Issue 36: April 2007

Issue 36: Financial services

Delivering food aid via smart card


James Davey

Last year, Malawi as a whole had a bumper maize harvest, although in some areas low rainfall resulted in local crop failures. This drought coincided with a period of very low tobacco prices. Particularly hard hit were many smallholder farmers in Dowa district, north of the capital Lilongwe, who were unable to buy sufficient food for their families.

Concern Worldwide, with support from the UK’s Department for International Development (DFID), launched a programme to provide assistance to all directly affected families in the district. Traditionally, such assistance would have involved distributing food packages to the worst hit communities, although experiences elsewhere had shown that such aid deliveries can frequently be delayed, sometimes by several weeks. Moreover, farmers had indicated that they would prefer to receive cash because this would allow them to decide for themselves how best to manage their own affairs.

Concern therefore decided to provide cash payments to the affected families rather than food packages. The Dowa Emergency Cash Transfer (DECT) programme builds on the experiences of a similar programme carried out during 2005/06 in which both food and cash were distributed. The aim of the programme was to permit households to meet their ‘food entitlement’ by giving them sufficient cash to buy the maize they needed from local markets, from traders or from other farmers with surplus stocks.

Organizing cash payments

During the 2006/07 ‘hungry season’, Concern made monthly cash payments to about 10,000 households, or about 70% of the population of TA Chakhaza in Dowa district. The amounts paid to the families averaged MK 1660, or €7.80, depending on the size of the household and the price of maize on the local market, in order to ensure that each family’s ability to buy food was maintained.

Concern, together with the Opportunity International Bank Malawi (OIBM), developed a novel approach to deliver these small amounts every month. Instead of issuing the traditional paper ration cards, which can easily be misappropriated, to each family they provided a plastic smart card with an embedded memory chip containing biometric (fingerprint) data and account information.

Each month, Concern calculated the amount of cash that each family should receive and directed the bank to load that amount onto the card. Card holders could then visit OIBM’s mobile bank – a 4×4 van that travelled around the district, stopping in different locations every day – to load their cards and to obtain their cash. To withdraw the money, the family representative simply would insert the smart card into a point-of-sale (PoS) terminal and place a finger on a biometric reading device. After proper identification by the ‘system’, they could withdraw part of or all of the money on the card. Meanwhile, the system would automatically update the account information contained in the memory chip.

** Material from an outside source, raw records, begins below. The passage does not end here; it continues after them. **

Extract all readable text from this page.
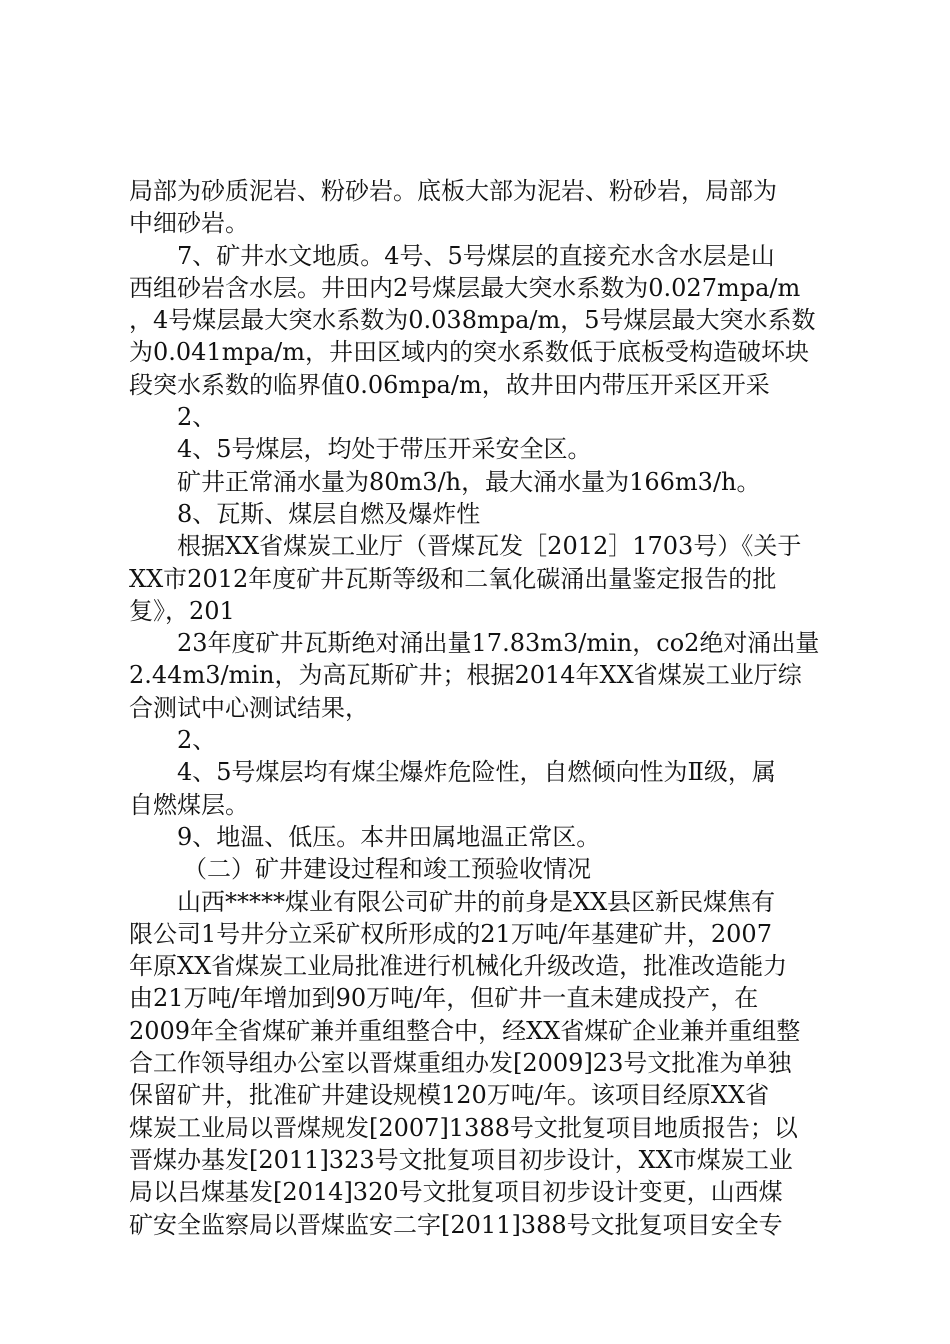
局部为砂质泥岩、粉砂岩。底板大部为泥岩、粉砂岩，局部为
中细砂岩。
7、矿井水文地质。4号、5号煤层的直接充水含水层是山
西组砂岩含水层。井田内2号煤层最大突水系数为0.027mpa/m
，4号煤层最大突水系数为0.038mpa/m，5号煤层最大突水系数
为0.041mpa/m，井田区域内的突水系数低于底板受构造破坏块
段突水系数的临界值0.06mpa/m，故井田内带压开采区开采
2、
4、5号煤层，均处于带压开采安全区。
矿井正常涌水量为80m3/h，最大涌水量为166m3/h。
8、瓦斯、煤层自燃及爆炸性
根据XX省煤炭工业厅（晋煤瓦发［2012］1703号）《关于
XX市2012年度矿井瓦斯等级和二氧化碳涌出量鉴定报告的批
复》，201
23年度矿井瓦斯绝对涌出量17.83m3/min，co2绝对涌出量
2.44m3/min，为高瓦斯矿井；根据2014年XX省煤炭工业厅综
合测试中心测试结果，
2、
4、5号煤层均有煤尘爆炸危险性，自燃倾向性为Ⅱ级，属
自燃煤层。
9、地温、低压。本井田属地温正常区。
（二）矿井建设过程和竣工预验收情况
山西*****煤业有限公司矿井的前身是XX县区新民煤焦有
限公司1号井分立采矿权所形成的21万吨/年基建矿井，2007
年原XX省煤炭工业局批准进行机械化升级改造，批准改造能力
由21万吨/年增加到90万吨/年，但矿井一直未建成投产，在
2009年全省煤矿兼并重组整合中，经XX省煤矿企业兼并重组整
合工作领导组办公室以晋煤重组办发[2009]23号文批准为单独
保留矿井，批准矿井建设规模120万吨/年。该项目经原XX省
煤炭工业局以晋煤规发[2007]1388号文批复项目地质报告；以
晋煤办基发[2011]323号文批复项目初步设计，XX市煤炭工业
局以吕煤基发[2014]320号文批复项目初步设计变更，山西煤
矿安全监察局以晋煤监安二字[2011]388号文批复项目安全专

The equipment needed to implement this novel approach was commercially available. In addition to 10,000 smart cards, a PoS terminal to read the chip and enter data, and a biometric reading device, they needed a webcam to take passport photographs, a fingerprint scanner to record fingerprint data, and a laptop with specialized software for inputting and backing up the data.

Implementation challenges

In introducing the system, Concern first had to overcome several obstacles. One early challenge involved registering all the families and issuing the smart cards. This took far longer than planned because prints of all ten fingers of each family representative had to be taken. Because of the hard manual work they do, farmers’ fingers tend to be worn and scarred, so that multiple scans were often required to get good prints. Concern solved this problem by requiring that only five fingers be scanned rather than ten, thereby allowing the operator to choose the clearest fingerprints. This simple solution considerably speeded up the process of registration and issuing the cards.

A more significant challenge involved data management. For the system to work smoothly, Concern, OIBM and the smart card service provider needed to have the same relevant data for each family representative. Before the launch of the programme, most of the planning had focused on hardware problems, rather than on developing data management protocols or on training staff to gather the required information. In a few cases this resulted in the recording of incorrect or incomplete information so that some families were unable to access their money electronically using their smart cards, requiring bank staff to make cash payments manually. This problem also had the knock-on effect of slowing down the recording of payments and reconciling the bank accounts.

Success

These initial problems have been far outweighed by the success of the programme, however. Providing cash rather than food aid has enabled many of the households affected by the drought to make decisions that have led to positive and significant improvements in their lives. It has given them the flexibility to use the money to buy food, or to invest in their farms or other income-generating activities. Indeed, independent research commissioned by Concern has demonstrated that for each euro provided, an additional €2.10 of commercial activity has been generated.

The mobile bank has been welcomed by the whole community. Initial fears that people would not trust the technology or value the services of the bank have been unfounded. Testimonies from many of the families that received cash assistance clearly show that they appreciate and value the technology. Private sector businesses and local traders and businessmen also indicate that having access to banking services is seen as a real gain for the community. As well as providing access to loans and enabling them to save, it has also given community members a sense of involvement in local development.

Indeed, the response has been so positive that rather than collecting the smart cards and withdrawing the service at the end of the DECT programme, Concern and OIBM are now exploring ways to maintain at least a minimum level of banking services in the area, which are expected to contribute to local economic development even without the cash transfers.

James Davey is the emergency coordinator with Concern Worldwide (Malawi).